I'm trying to web scrape accounting results from publicly listed companies using R via RSelenium package, from Brazilian Exchange Comission (CVM) link below: https://www.rad.cvm.gov.br/ENET/frmGerenciaPaginaFRE.aspx?NumeroSequencialDocumento=108692&CodigoTipoInstituicao=1
##Carregar o pacote da biblioteca
library(RSelenium)
library(glue)
library(tidyverse)
library(dplyr)
#Cria o servidor
rD <- rsDriver(port = 4569L,
##Define a versão do Chrome que o Webdriver deve utilizar
chromever = '94.0.4606.61',
##Remove as informações do console
verbose = F)
#Cria o driver para usar o R
remDr <- remoteDriver(
remoteServerAddr = "localhost",
port = 4569L,
browserName = "chrome"
)
#Abre o servidor
remDr$open()
remDr$navigate("https://www.rad.cvm.gov.br/ENET/
frmGerenciaPaginaFRE.aspx?NumeroSequencialDocumento=108692&CodigoTipoInstituicao=1")

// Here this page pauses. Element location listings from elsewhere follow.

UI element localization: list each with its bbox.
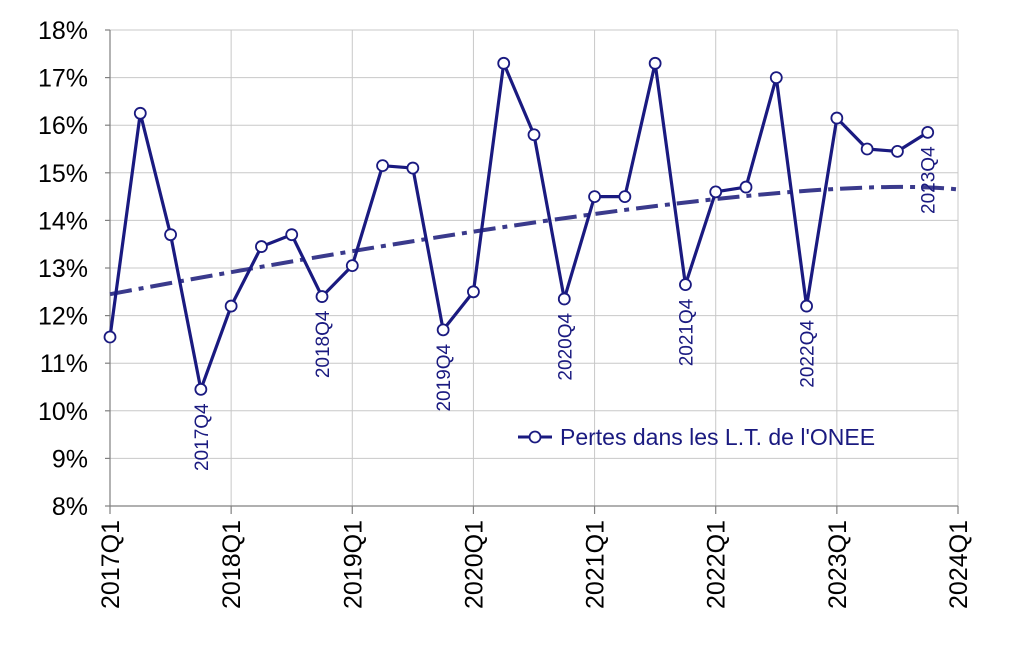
x-tick-label: 2023Q1	[824, 520, 852, 609]
y-tick-label: 17%	[38, 65, 88, 93]
axes	[105, 29, 959, 514]
legend-label: Pertes dans les L.T. de l'ONEE	[560, 424, 875, 450]
trendline	[109, 184, 959, 297]
data-point	[800, 299, 813, 313]
annotation-layer: 2017Q4 2018Q4 2019Q4 2020Q4 2021Q4 2022Q4 2023…	[192, 146, 940, 471]
annotation-label: 2017Q4	[192, 403, 213, 471]
annotation-label: 2023Q4	[919, 146, 940, 214]
annotation-label: 2022Q4	[798, 320, 819, 388]
y-tick-label: 16%	[38, 112, 88, 140]
annotation-label: 2018Q4	[313, 310, 334, 378]
annotation-label: 2021Q4	[676, 298, 697, 366]
y-tick-label: 11%	[40, 350, 88, 378]
legend: Pertes dans les L.T. de l'ONEE	[518, 424, 875, 450]
x-axis-tick-labels: 2017Q1 2018Q1 2019Q1 2020Q1 2021Q1 2022Q1 2023…	[97, 520, 973, 609]
data-point	[769, 71, 783, 84]
data-point	[467, 285, 480, 299]
y-tick-label: 8%	[52, 493, 88, 521]
data-point	[497, 56, 511, 70]
data-point	[830, 111, 844, 125]
y-tick-label: 10%	[38, 398, 88, 426]
data-point	[588, 190, 601, 204]
y-tick-label: 14%	[38, 207, 88, 235]
x-tick-label: 2019Q1	[339, 520, 367, 609]
data-point	[891, 144, 904, 158]
data-point	[376, 159, 389, 173]
annotation-label: 2019Q4	[434, 343, 455, 411]
y-axis-tick-labels: 8% 9% 10% 11% 12% 13% 14% 15% 16% 17% 18%	[38, 17, 88, 521]
data-point	[224, 299, 238, 313]
data-point	[315, 290, 329, 303]
x-tick-label: 2017Q1	[97, 520, 125, 609]
x-tick-label: 2018Q1	[218, 520, 246, 609]
y-tick-label: 12%	[38, 303, 88, 331]
data-point	[255, 240, 268, 253]
x-tick-label: 2024Q1	[945, 520, 973, 609]
data-point	[709, 185, 723, 199]
data-point	[557, 292, 571, 306]
data-point	[648, 56, 662, 70]
data-point	[345, 259, 359, 273]
annotation-label: 2020Q4	[555, 313, 576, 381]
data-point	[133, 106, 147, 120]
data-point	[739, 180, 753, 194]
x-tick-label: 2020Q1	[460, 520, 488, 609]
data-point	[860, 142, 874, 156]
data-point	[285, 228, 299, 242]
series-layer	[103, 56, 935, 396]
data-point	[618, 190, 632, 204]
data-point	[527, 128, 541, 142]
legend-marker-swatch	[528, 430, 542, 444]
x-tick-label: 2021Q1	[582, 520, 610, 609]
data-point	[194, 382, 208, 396]
data-point	[164, 228, 177, 242]
data-point	[679, 278, 692, 292]
data-point	[406, 161, 420, 175]
series-line	[108, 61, 929, 391]
x-tick-label: 2022Q1	[703, 520, 731, 609]
trendline-layer	[109, 184, 959, 297]
data-point	[921, 125, 935, 139]
y-tick-label: 18%	[38, 17, 88, 45]
grid-lines	[110, 29, 959, 506]
data-point	[436, 323, 450, 337]
data-point	[103, 330, 117, 344]
y-tick-label: 9%	[52, 445, 88, 473]
y-tick-label: 15%	[38, 160, 88, 188]
y-tick-label: 13%	[38, 255, 88, 283]
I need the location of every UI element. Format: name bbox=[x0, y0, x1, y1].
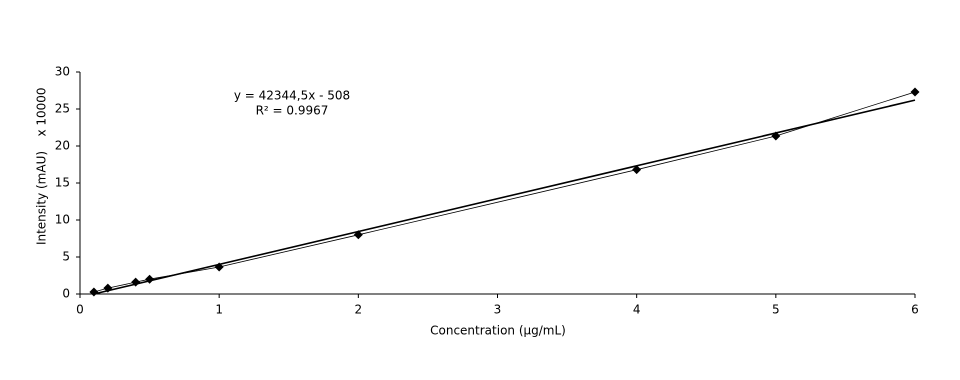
x-tick-label: 5 bbox=[772, 303, 780, 317]
point bbox=[632, 165, 642, 175]
y-multiplier: x 10000 bbox=[35, 87, 49, 136]
x-tick-label: 2 bbox=[355, 303, 363, 317]
connect-line bbox=[93, 91, 916, 293]
y-tick-label: 0 bbox=[62, 287, 70, 301]
point bbox=[910, 87, 920, 97]
y-tick-label: 20 bbox=[55, 139, 70, 153]
y-tick-label: 5 bbox=[62, 250, 70, 264]
y-tick-label: 10 bbox=[55, 213, 70, 227]
x-tick-label: 3 bbox=[494, 303, 502, 317]
y-tick-label: 25 bbox=[55, 102, 70, 116]
x-tick-label: 0 bbox=[76, 303, 84, 317]
trend-line bbox=[93, 99, 916, 295]
y-tick-label: 15 bbox=[55, 176, 70, 190]
x-tick-label: 6 bbox=[911, 303, 919, 317]
equation: y = 42344,5x - 508 bbox=[234, 89, 350, 103]
point bbox=[89, 287, 99, 297]
y-tick-label: 30 bbox=[55, 65, 70, 79]
x-axis-title: Concentration (µg/mL) bbox=[430, 324, 566, 338]
r-squared: R² = 0.9967 bbox=[256, 104, 329, 118]
y-axis-title: Intensity (mAU) bbox=[35, 151, 49, 245]
x-tick-label: 4 bbox=[633, 303, 641, 317]
x-tick-label: 1 bbox=[215, 303, 223, 317]
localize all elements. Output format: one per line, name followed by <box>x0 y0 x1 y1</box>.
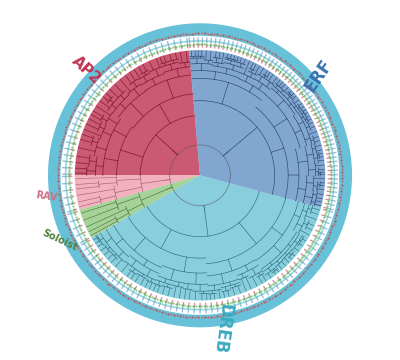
Text: RAV: RAV <box>35 190 58 203</box>
Wedge shape <box>75 50 200 175</box>
Text: ERF: ERF <box>301 56 336 95</box>
Text: DREB: DREB <box>209 302 234 355</box>
Text: Soloist: Soloist <box>40 228 79 253</box>
Text: AP2: AP2 <box>69 53 104 87</box>
Wedge shape <box>80 175 200 238</box>
Wedge shape <box>75 175 200 210</box>
Wedge shape <box>189 50 325 208</box>
Wedge shape <box>92 175 321 301</box>
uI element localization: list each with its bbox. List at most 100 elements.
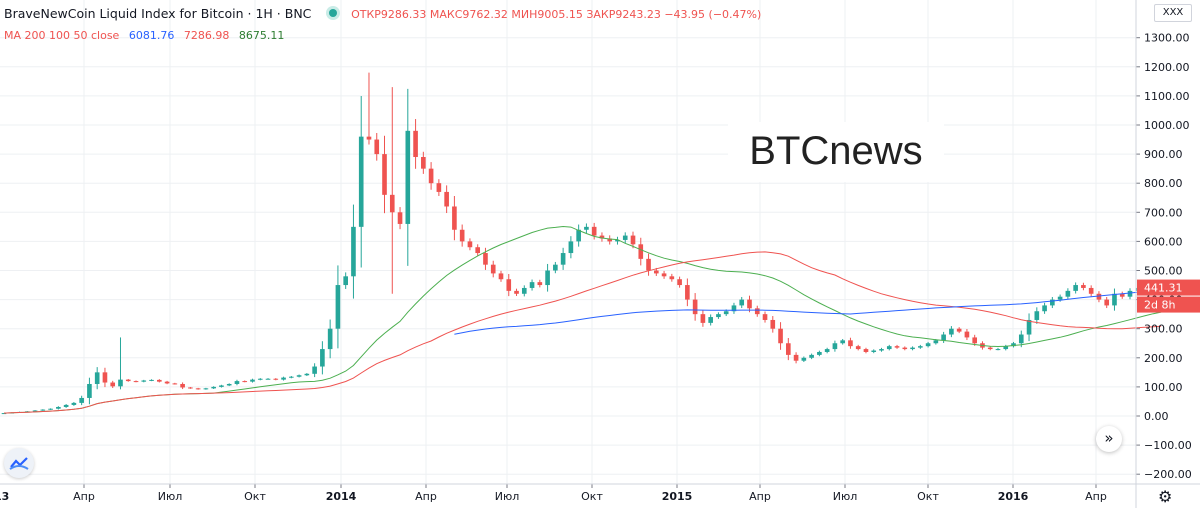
currency-button[interactable]: XXX (1154, 4, 1192, 22)
candle-body (793, 354, 799, 361)
candle-body (786, 343, 791, 355)
scroll-forward-icon[interactable]: » (1096, 426, 1122, 452)
candle-body (211, 386, 216, 389)
candle-body (770, 319, 776, 329)
candle-body (949, 328, 954, 335)
candle-body (801, 357, 807, 361)
x-tick-label: Апр (1085, 490, 1107, 503)
time-axis[interactable]: 2013 Апр Июл Окт 2014 Апр Июл Окт 2015 Апр Июл Окт 2… (0, 483, 1200, 503)
candle-body (1073, 285, 1078, 291)
candle-body (405, 130, 411, 224)
candle-body (848, 340, 853, 347)
x-tick-label: Апр (415, 490, 437, 503)
y-tick-label: 0.00 (1144, 410, 1169, 423)
candle-body (521, 287, 527, 294)
candle-body (421, 157, 426, 169)
candle-body (475, 247, 481, 254)
candles (1, 72, 1164, 415)
candle-body (545, 270, 550, 286)
candle-body (537, 282, 543, 286)
candle-body (203, 388, 209, 390)
y-tick-label: 800.00 (1144, 177, 1183, 190)
candle-body (576, 229, 581, 242)
candle-body (1104, 299, 1110, 306)
candle-body (1042, 305, 1047, 312)
candle-body (630, 235, 636, 245)
candle-body (739, 299, 745, 306)
candle-body (71, 402, 77, 405)
candle-body (172, 383, 178, 385)
candle-body (320, 349, 325, 367)
candle-body (584, 226, 589, 230)
countdown-label: 2d 8h (1144, 299, 1175, 312)
ma-legend[interactable]: MA 200 100 50 close 6081.76 7286.98 8675… (4, 29, 284, 42)
candle-body (397, 212, 403, 224)
price-axis[interactable]: 1300.00 1200.00 1100.00 1000.00 900.00 800.00… (1135, 0, 1192, 508)
x-tick-label: Июл (495, 490, 520, 503)
countdown-badge (1137, 296, 1200, 313)
candle-body (428, 168, 434, 184)
price-labels: 441.31 2d 8h (1137, 279, 1200, 313)
candle-body (871, 350, 877, 352)
candle-body (918, 346, 923, 348)
candle-body (591, 226, 597, 236)
candle-body (118, 379, 123, 387)
candle-body (1018, 334, 1024, 344)
candle-body (102, 372, 108, 383)
market-status-icon (329, 9, 338, 17)
ma-50-value: 8675.11 (238, 29, 285, 42)
y-tick-label: −100.00 (1144, 439, 1192, 452)
tradingview-logo-icon[interactable] (4, 448, 34, 478)
candle-body (669, 276, 675, 280)
candle-body (149, 379, 154, 381)
candle-body (723, 311, 729, 315)
candle-body (343, 276, 348, 286)
x-tick-label: 2015 (662, 490, 693, 503)
candle-body (351, 226, 356, 277)
candle-body (817, 351, 822, 355)
ma-legend-label: MA 200 100 50 close (4, 29, 120, 42)
symbol-title[interactable]: BraveNewCoin Liquid Index for Bitcoin · … (4, 6, 312, 21)
candle-body (1065, 290, 1071, 297)
candle-body (514, 290, 519, 294)
candle-body (995, 349, 1001, 351)
candle-body (1127, 290, 1133, 297)
candle-body (700, 314, 706, 323)
candle-body (389, 194, 395, 213)
candle-body (483, 253, 488, 265)
candle-body (824, 349, 830, 352)
candle-body (257, 378, 263, 380)
candle-body (358, 136, 364, 227)
candle-body (133, 381, 139, 383)
ma-200-line (454, 289, 1162, 335)
candle-body (708, 317, 713, 323)
candle-body (692, 299, 698, 315)
candle-body (79, 397, 84, 403)
candle-body (125, 379, 131, 382)
last-price-badge (1137, 279, 1200, 296)
candle-body (1026, 319, 1032, 335)
candle-body (599, 235, 605, 239)
candle-body (553, 264, 558, 271)
candle-body (754, 308, 760, 315)
candle-body (925, 343, 931, 347)
chart-header: BraveNewCoin Liquid Index for Bitcoin · … (4, 6, 761, 21)
candle-body (1003, 346, 1009, 350)
candle-body (459, 229, 465, 242)
candle-body (840, 340, 845, 344)
y-tick-label: 100.00 (1144, 381, 1183, 394)
candle-body (747, 299, 752, 309)
candle-body (941, 334, 946, 341)
gear-icon[interactable]: ⚙ (1158, 487, 1173, 506)
x-tick-label: Апр (749, 490, 771, 503)
x-tick-label: Окт (581, 490, 603, 503)
candle-body (677, 279, 682, 286)
candle-body (490, 264, 496, 274)
candle-body (195, 388, 201, 390)
candle-body (436, 183, 442, 192)
y-tick-label: 200.00 (1144, 352, 1183, 365)
candle-body (327, 328, 333, 350)
y-tick-label: 500.00 (1144, 265, 1183, 278)
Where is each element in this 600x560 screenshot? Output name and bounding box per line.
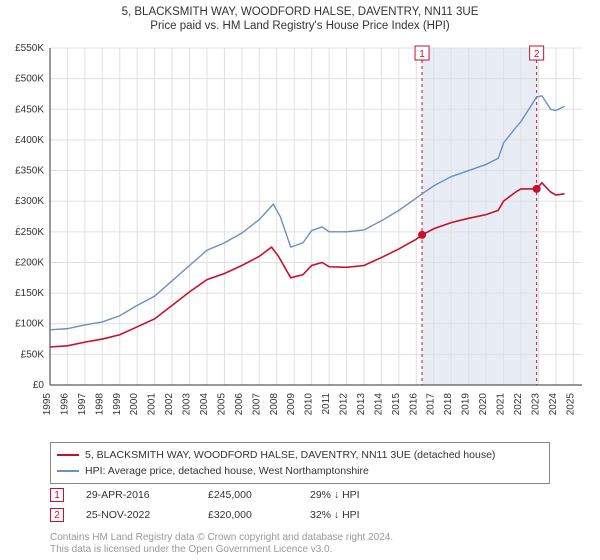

#Seleciona o tipo de demonstrativo
zelecti <- remDr$findElement(using = "id",
value = "cmbGrupo")
zelecti2 <- zelecti$findChildElements(using = "xpath",
value = "//option")
zelecti2[[3]]$clickElement()
zelecti2[[12]]$clickElement()
I run this code segment and it works fine. However, when I try to capture the first row of the table using Xpath, RSelenium cannot find the row element and returns an empty list from row object.
# Capturar Tabela
tabela <-remDr$findElement(using = 'id', value = "iFrameFormulariosFilho")
# Capturar linha 1
row <-tabela$findChildElements(using = 'xpath', value = "//tbody//tr[2]")
# Capturar conteúdo da linha
row_content <- sapply(row, function(x) x$getElementText())
It seems that the iframe value specification is referring to the correct object, as this line command returns no error an as I have checked it on Chrome console. I have also tried to capture other elements also related to the table, but RSelenium still cannot read them.
Is there any other way I can capture table content from this link?